だが、私と違って普段からお世話したくて仕方ないプリシラはとても楽しそうだし時間が迫ってるのも事実なので甘んじて受け入れる
「朝食もご用意してありますが如何しますか?」
「……馬車の中で食べられるように出来るか?」
「一人前でしたらご用意します」
髪に香油を塗って梳かれながら、プリシラの言葉に何となく棘を感じた。
従者になったのだから、イブリンデ家とタイロン家で会食を行うそうだ。なので、テオリアも実家に連れていく様に言われてる。テオリアが従者になったことは初日に伝えてあるし…。
馬車には彼も一緒に乗るわけで……今、プリシラは一人前を強調したように聞こえた。
テオリアの分は用意したくない、と言ってるのかな?
「……二人分だ。どうした?らしくないぞプリシラ」
紐と共に髪が緩く編まれていくのを鏡越しに見ながら…プリシラの表情を見ると、プリシラは明らかに不快と言った表情を浮かべていた。

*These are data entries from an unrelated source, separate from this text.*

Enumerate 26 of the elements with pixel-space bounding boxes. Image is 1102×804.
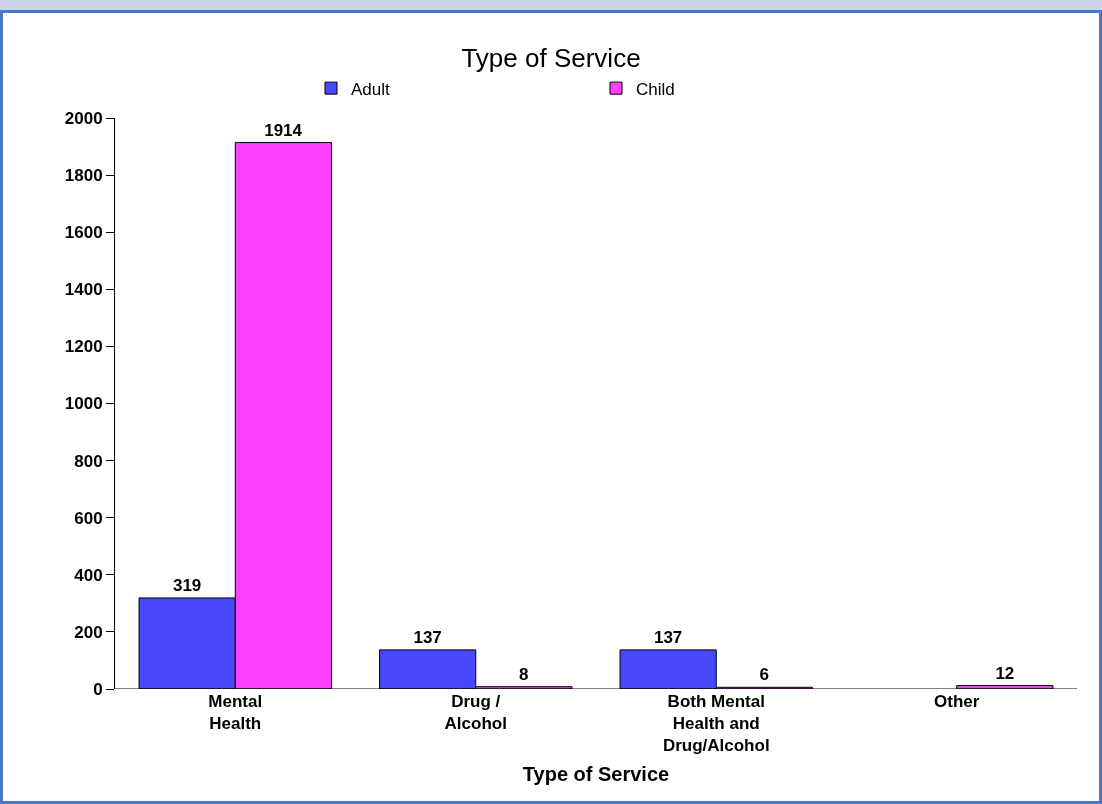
legend-label: Child xyxy=(636,79,675,99)
x-tick-label: Other xyxy=(934,692,980,711)
y-tick-label: 200 xyxy=(74,622,103,642)
x-tick-label: Mental Health xyxy=(208,692,263,734)
data-label: 6 xyxy=(759,665,770,685)
y-tick-label: 1000 xyxy=(64,394,103,414)
y-tick-label: 1600 xyxy=(64,223,103,243)
legend-label: Adult xyxy=(351,79,391,99)
y-tick-label: 600 xyxy=(74,508,103,528)
data-label: 137 xyxy=(653,627,683,647)
data-label: 137 xyxy=(413,627,442,647)
x-tick-label: Both Mental Health and Drug/Alcohol xyxy=(662,692,770,756)
y-tick-label: 1800 xyxy=(64,166,103,186)
y-tick-label: 1400 xyxy=(64,280,103,300)
data-label: 12 xyxy=(995,663,1015,683)
data-label: 1914 xyxy=(264,120,303,140)
y-tick-label: 1200 xyxy=(64,337,103,357)
y-tick-label: 800 xyxy=(74,451,103,471)
x-tick-label: Drug / Alcohol xyxy=(444,692,507,734)
y-tick-label: 0 xyxy=(93,679,103,699)
data-label: 8 xyxy=(519,664,529,684)
y-tick-label: 2000 xyxy=(64,108,103,128)
y-tick-label: 400 xyxy=(74,565,103,585)
data-label: 319 xyxy=(172,575,202,595)
x-axis-title: Type of Service xyxy=(522,762,670,785)
chart-title: Type of Service xyxy=(461,42,641,73)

「……彼には早急に従者としての教育を行うべきだと、進言させていただきます」
「ああ。朝のあれは酷かったね。帰宅したらチャーリーとレナード辺りにしごいてもらうよ。だから食事は二人分……頼むよ、プリシラ?」
どうやら同じ『仕えるもの』としてテオリアの態度が許せなかったようだ。
いつもは私の思いを先読みして仕えてくれるプリシラの珍しい態度に苦笑いを浮かべると「承知しました。差し出がましいことを失礼いたしました」と言って出ていった。
彼女を見送って……はあ、と嘆息をつく。
これから実家に帰るために王都のタウンハウスに向かってそこから転送陣に乗って本家に帰る。
早ければ昼前には着くが…兄や父や母の反応を考えると胃がキリキリと傷んだ気がした。